Fox News could not immediately reach the DOJ, but senior officials told Reuters the recent increase in cyberattacks targeting U.S. interests, including the fallout from the East Coast’s Colonial pipeline hack, have prompted officials to take decisive action.
“It’s a specialized process to ensure we track all ransomware cases regardless of where it may be referred in this country, so you can make the connections between actors and work your way up to disrupt the whole chain,” DOJ principal associate deputy attorney general John Carlin told the news outlet.
The cyberattack last month against the largest U.S. fuel pipeline lasted for seven days, causing a spike in gas prices and temporary fuel shortages.
Ultimately, Colonial chose to payout $5 million in ransom funds a criminal group based in Russia in order to regain access to their system.
Internal guidance sent to U.S. attorney’s offices nationwide pointed to the Colonial attack as an example of the “growing threat that ransomware and digital extortion pose to the nation.”
Resident Fellow for American Enterprise Institute (AEI) Klon Kitchen told Fox News, “There are often very serious consequences companies are facing.”
Kitchen said that had Colonial not paid the $5 million ransom, they could have faced much higher costs as their system remained tied up.

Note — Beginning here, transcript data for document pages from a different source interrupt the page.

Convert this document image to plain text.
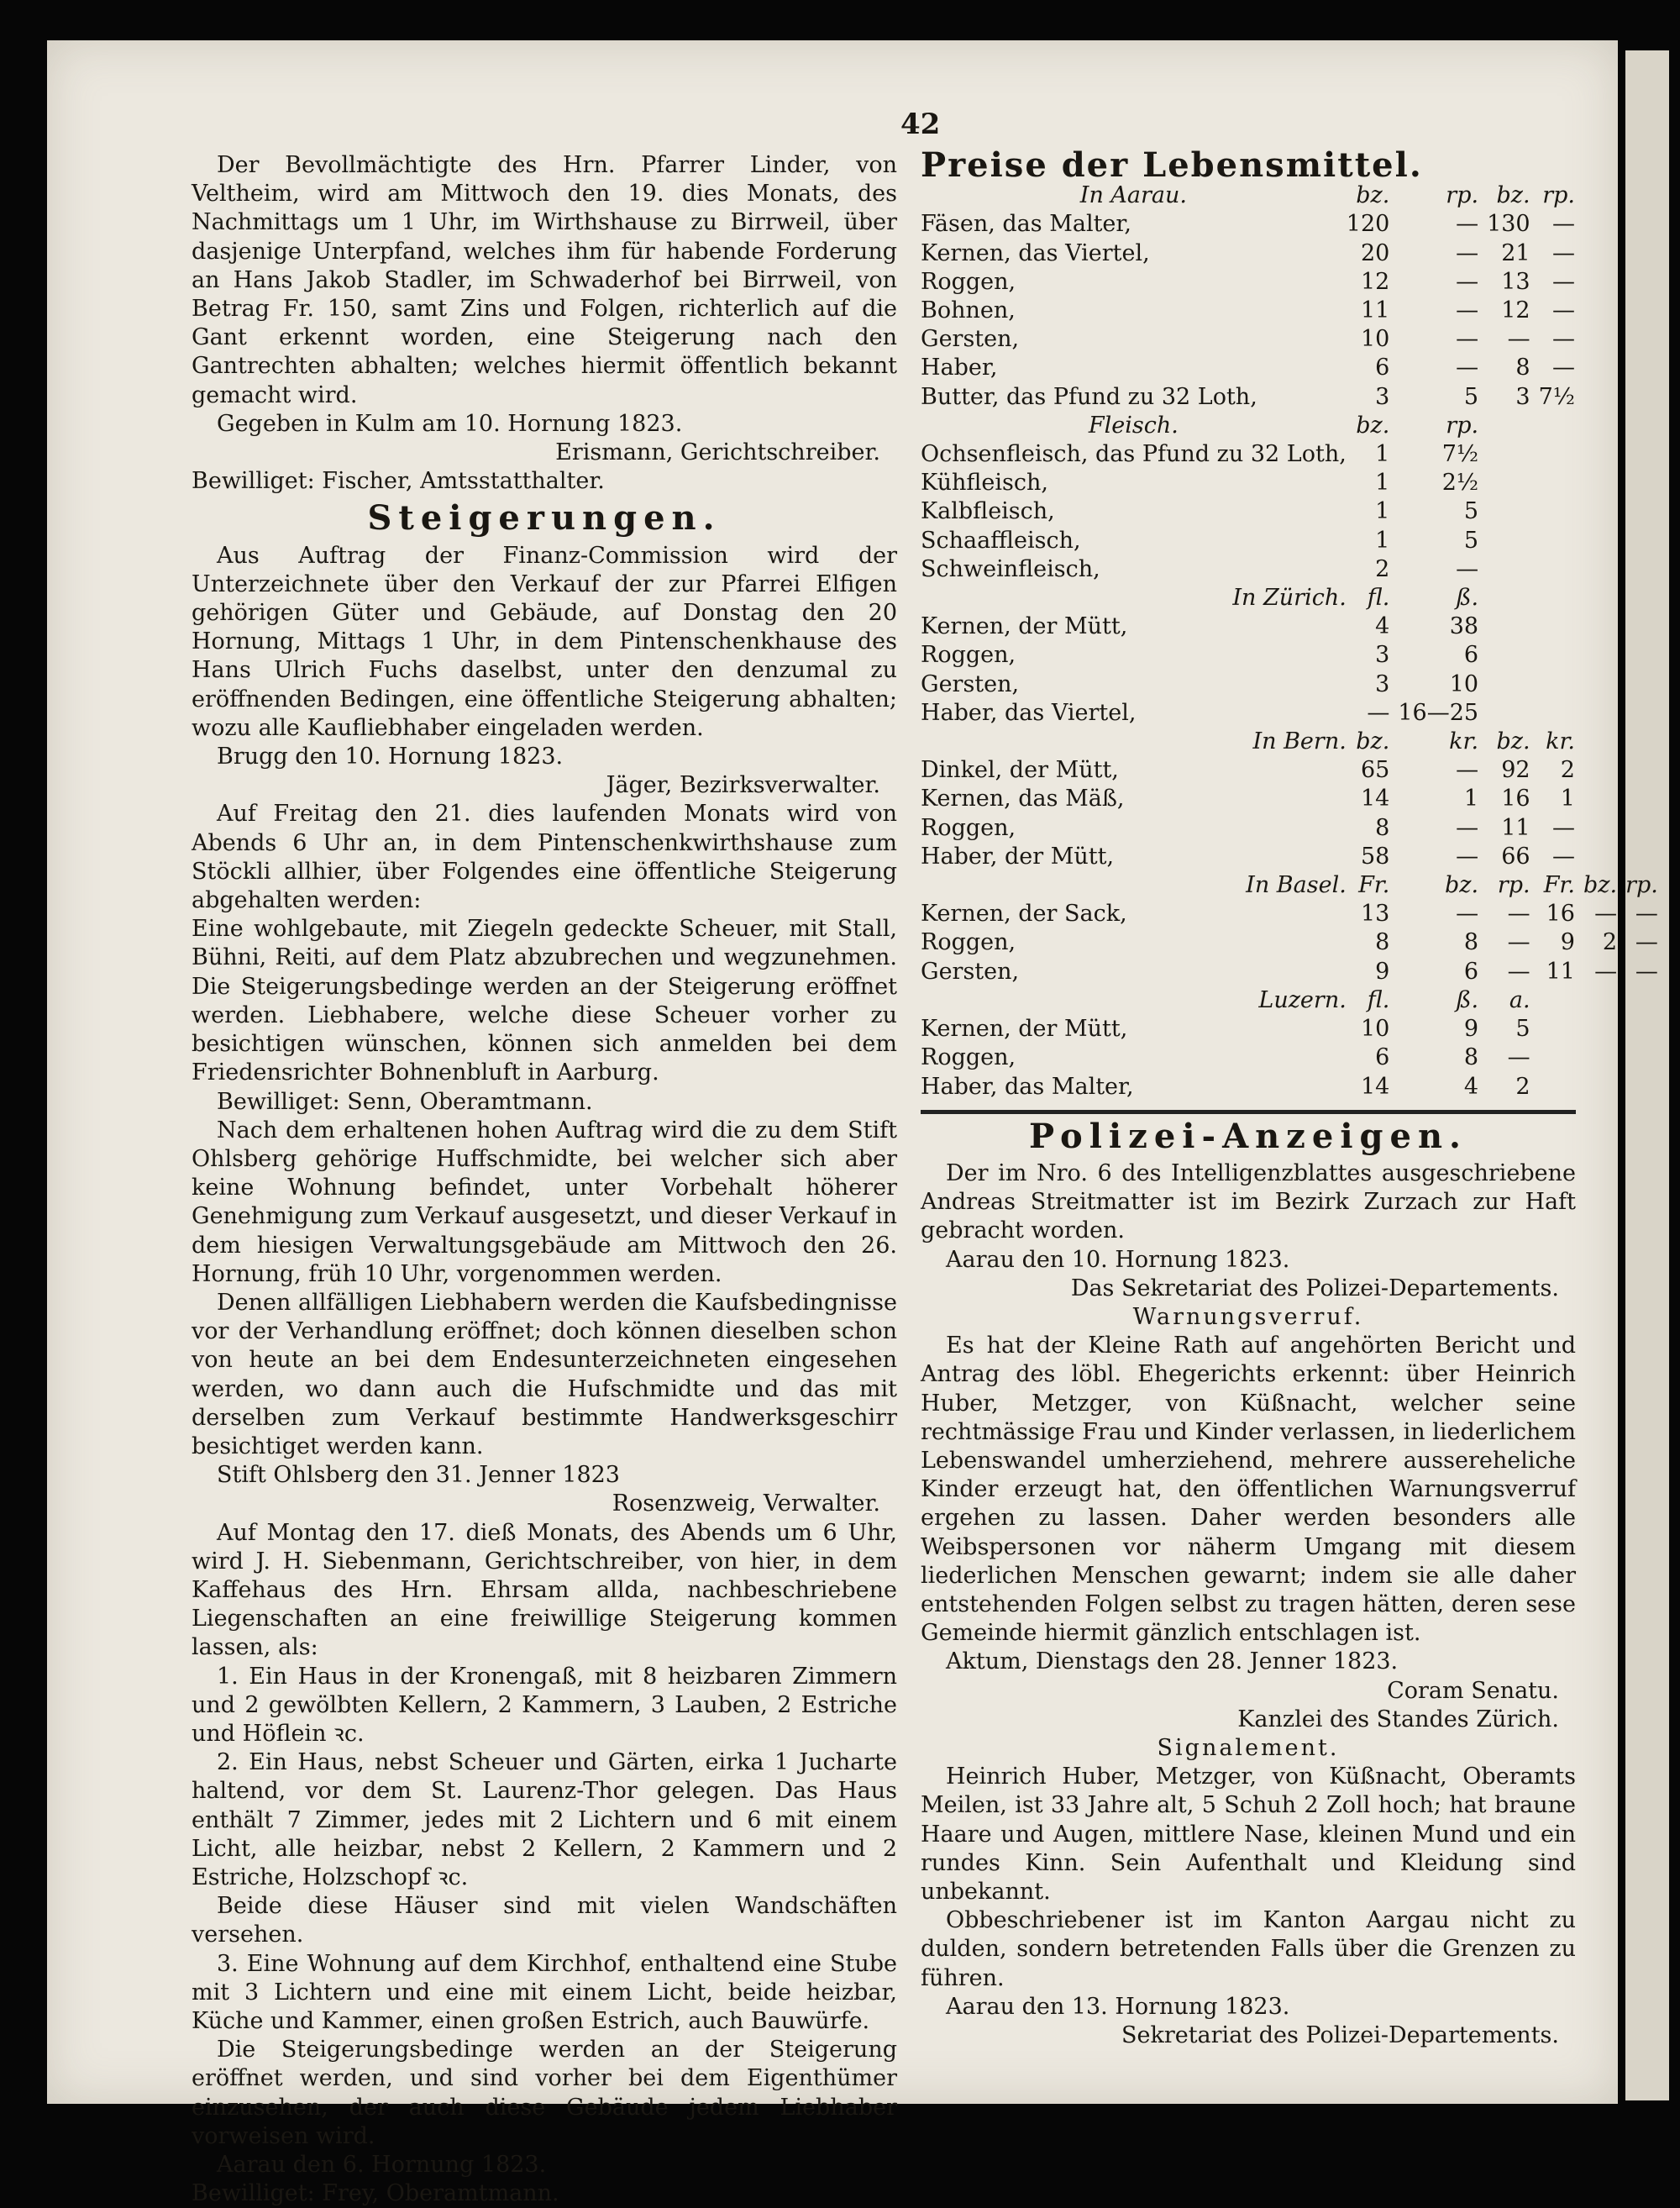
42

Der Bevollmächtigte des Hrn. Pfarrer Linder, von Veltheim, wird am Mittwoch den 19. dies Monats, des Nachmittags um 1 Uhr, im Wirthshause zu Birrweil, über dasjenige Unterpfand, welches ihm für habende Forderung an Hans Jakob Stadler, im Schwaderhof bei Birrweil, von Betrag Fr. 150, samt Zins und Folgen, richterlich auf die Gant erkennt worden, eine Steigerung nach den Gantrechten abhalten; welches hiermit öffentlich bekannt gemacht wird.

Gegeben in Kulm am 10. Hornung 1823.

Erismann, Gerichtschreiber.

Bewilliget: Fischer, Amtsstatthalter.

Steigerungen.

Aus Auftrag der Finanz-Commission wird der Unterzeichnete über den Verkauf der zur Pfarrei Elfigen gehörigen Güter und Gebäude, auf Donstag den 20 Hornung, Mittags 1 Uhr, in dem Pintenschenkhause des Hans Ulrich Fuchs daselbst, unter den denzumal zu eröffnenden Bedingen, eine öffentliche Steigerung abhalten; wozu alle Kaufliebhaber eingeladen werden.

Brugg den 10. Hornung 1823.

Jäger, Bezirksverwalter.

Auf Freitag den 21. dies laufenden Monats wird von Abends 6 Uhr an, in dem Pintenschenkwirthshause zum Stöckli allhier, über Folgendes eine öffentliche Steigerung abgehalten werden:

Eine wohlgebaute, mit Ziegeln gedeckte Scheuer, mit Stall, Bühni, Reiti, auf dem Platz abzubrechen und wegzunehmen. Die Steigerungsbedinge werden an der Steigerung eröffnet werden. Liebhabere, welche diese Scheuer vorher zu besichtigen wünschen, können sich anmelden bei dem Friedensrichter Bohnenbluft in Aarburg.

Bewilliget: Senn, Oberamtmann.

Nach dem erhaltenen hohen Auftrag wird die zu dem Stift Ohlsberg gehörige Huffschmidte, bei welcher sich aber keine Wohnung befindet, unter Vorbehalt höherer Genehmigung zum Verkauf ausgesetzt, und dieser Verkauf in dem hiesigen Verwaltungsgebäude am Mittwoch den 26. Hornung, früh 10 Uhr, vorgenommen werden.

Denen allfälligen Liebhabern werden die Kaufsbedingnisse vor der Verhandlung eröffnet; doch können dieselben schon von heute an bei dem Endesunterzeichneten eingesehen werden, wo dann auch die Hufschmidte und das mit derselben zum Verkauf bestimmte Handwerksgeschirr besichtiget werden kann.

Stift Ohlsberg den 31. Jenner 1823

Rosenzweig, Verwalter.

Auf Montag den 17. dieß Monats, des Abends um 6 Uhr, wird J. H. Siebenmann, Gerichtschreiber, von hier, in dem Kaffehaus des Hrn. Ehrsam allda, nachbeschriebene Liegenschaften an eine freiwillige Steigerung kommen lassen, als:

1. Ein Haus in der Kronengaß, mit 8 heizbaren Zimmern und 2 gewölbten Kellern, 2 Kammern, 3 Lauben, 2 Estriche und Höflein ꝛc.

2. Ein Haus, nebst Scheuer und Gärten, eirka 1 Jucharte haltend, vor dem St. Laurenz-Thor gelegen. Das Haus enthält 7 Zimmer, jedes mit 2 Lichtern und 6 mit einem Licht, alle heizbar, nebst 2 Kellern, 2 Kammern und 2 Estriche, Holzschopf ꝛc.

Beide diese Häuser sind mit vielen Wandschäften versehen.

3. Eine Wohnung auf dem Kirchhof, enthaltend eine Stube mit 3 Lichtern und eine mit einem Licht, beide heizbar, Küche und Kammer, einen großen Estrich, auch Bauwürfe.

Die Steigerungsbedinge werden an der Steigerung eröffnet werden, und sind vorher bei dem Eigenthümer einzusehen, der auch diese Gebäude jedem Liebhaber vorweisen wird.

Aarau den 6. Hornung 1823.

Bewilliget: Frey, Oberamtmann.

Preise der Lebensmittel.
In Aarau.	bz.	rp.	bz.	rp.		
Fäsen, das Malter,	120	—	130	—		
Kernen, das Viertel,	20	—	21	—		
Roggen,	12	—	13	—		
Bohnen,	11	—	12	—		
Gersten,	10	—	—	—		
Haber,	6	—	8	—		
Butter, das Pfund zu 32 Loth,	3	5	3	7½		
Fleisch.	bz.	rp.				
Ochsenfleisch, das Pfund zu 32 Loth,	1	7½				
Kühfleisch,	1	2½				
Kalbfleisch,	1	5				
Schaaffleisch,	1	5				
Schweinfleisch,	2	—				
In Zürich.	fl.	ß.				
Kernen, der Mütt,	4	38				
Roggen,	3	6				
Gersten,	3	10				
Haber, das Viertel,	—	16—25				
In Bern.	bz.	kr.	bz.	kr.		
Dinkel, der Mütt,	65	—	92	2		
Kernen, das Mäß,	14	1	16	1		
Roggen,	8	—	11	—		
Haber, der Mütt,	58	—	66	—		
In Basel.	Fr.	bz.	rp.	Fr.	bz.	rp.
Kernen, der Sack,	13	—	—	16	—	—
Roggen,	8	8	—	9	2	—
Gersten,	9	6	—	11	—	—
Luzern.	fl.	ß.	a.			
Kernen, der Mütt,	10	9	5			
Roggen,	6	8	—			
Haber, das Malter,	14	4	2			
Polizei-Anzeigen.

Der im Nro. 6 des Intelligenzblattes ausgeschriebene Andreas Streitmatter ist im Bezirk Zurzach zur Haft gebracht worden.

Aarau den 10. Hornung 1823.

Das Sekretariat des Polizei-Departements.

Warnungsverruf.

Es hat der Kleine Rath auf angehörten Bericht und Antrag des löbl. Ehegerichts erkennt: über Heinrich Huber, Metzger, von Küßnacht, welcher seine rechtmässige Frau und Kinder verlassen, in liederlichem Lebenswandel umherziehend, mehrere aussereheliche Kinder erzeugt hat, den öffentlichen Warnungsverruf ergehen zu lassen. Daher werden besonders alle Weibspersonen vor näherm Umgang mit diesem liederlichen Menschen gewarnt; indem sie alle daher entstehenden Folgen selbst zu tragen hätten, deren sese Gemeinde hiermit gänzlich entschlagen ist.

Aktum, Dienstags den 28. Jenner 1823.

Coram Senatu.

Kanzlei des Standes Zürich.

Signalement.

Heinrich Huber, Metzger, von Küßnacht, Oberamts Meilen, ist 33 Jahre alt, 5 Schuh 2 Zoll hoch; hat braune Haare und Augen, mittlere Nase, kleinen Mund und ein rundes Kinn. Sein Aufenthalt und Kleidung sind unbekannt.

Obbeschriebener ist im Kanton Aargau nicht zu dulden, sondern betretenden Falls über die Grenzen zu führen.

Aarau den 13. Hornung 1823.

Sekretariat des Polizei-Departements.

But the technology and national security-focused fellow explained that paying criminal groups ransom also has its own set of risks.

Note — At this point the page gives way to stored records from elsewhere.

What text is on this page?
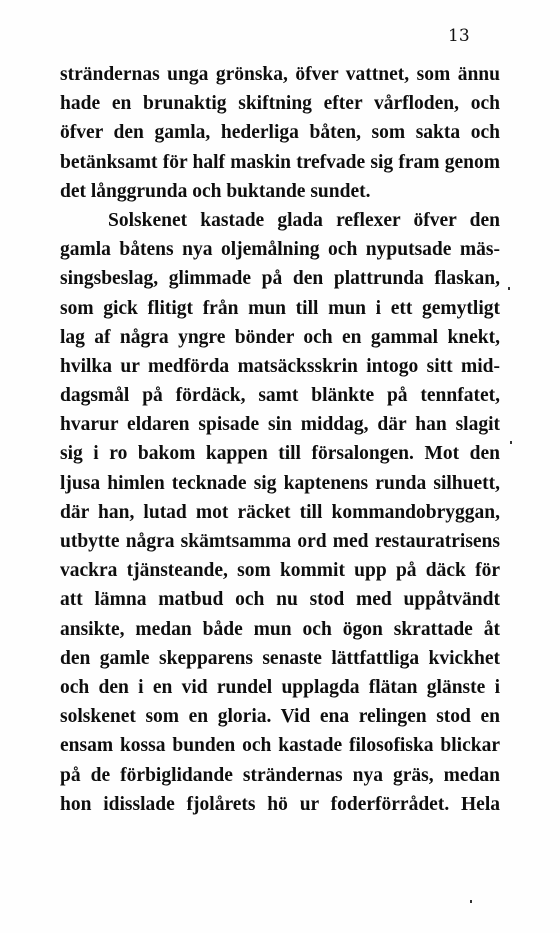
13
strändernas unga grönska, öfver vattnet, som ännu
hade en brunaktig skiftning efter vårfloden, och
öfver den gamla, hederliga båten, som sakta och
betänksamt för half maskin trefvade sig fram genom
det långgrunda och buktande sundet.
Solskenet kastade glada reflexer öfver den
gamla båtens nya oljemålning och nyputsade mäs-
singsbeslag, glimmade på den plattrunda flaskan,
som gick flitigt från mun till mun i ett gemytligt
lag af några yngre bönder och en gammal knekt,
hvilka ur medförda matsäcksskrin intogo sitt mid-
dagsmål på fördäck, samt blänkte på tennfatet,
hvarur eldaren spisade sin middag, där han slagit
sig i ro bakom kappen till försalongen. Mot den
ljusa himlen tecknade sig kaptenens runda silhuett,
där han, lutad mot räcket till kommandobryggan,
utbytte några skämtsamma ord med restauratrisens
vackra tjänsteande, som kommit upp på däck för
att lämna matbud och nu stod med uppåtvändt
ansikte, medan både mun och ögon skrattade åt
den gamle skepparens senaste lättfattliga kvickhet
och den i en vid rundel upplagda flätan glänste i
solskenet som en gloria. Vid ena relingen stod en
ensam kossa bunden och kastade filosofiska blickar
på de förbiglidande strändernas nya gräs, medan
hon idisslade fjolårets hö ur foderförrådet. Hela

“You don’t know if the ransomer will unlock what they’ve held hostage, and two, it invites other groups to engage in ransomware activities,” Kitchen said.
Investigators in U.S. attorney offices nationwide will now be required to share details of their investigations with federal authorities.
“We really want to make sure prosecutors and criminal investigators report and are tracking…cryptocurrency exchanges, illicit online forums or marketplaces where people are selling hacking tools, network access credentials – going after the botnets that serve multiple purposes,” Carlin told Reuters.
The White House said President Biden will address the rise in Russia-based cybercrimes with President Vladimir Putin during their Geneva summit later this month.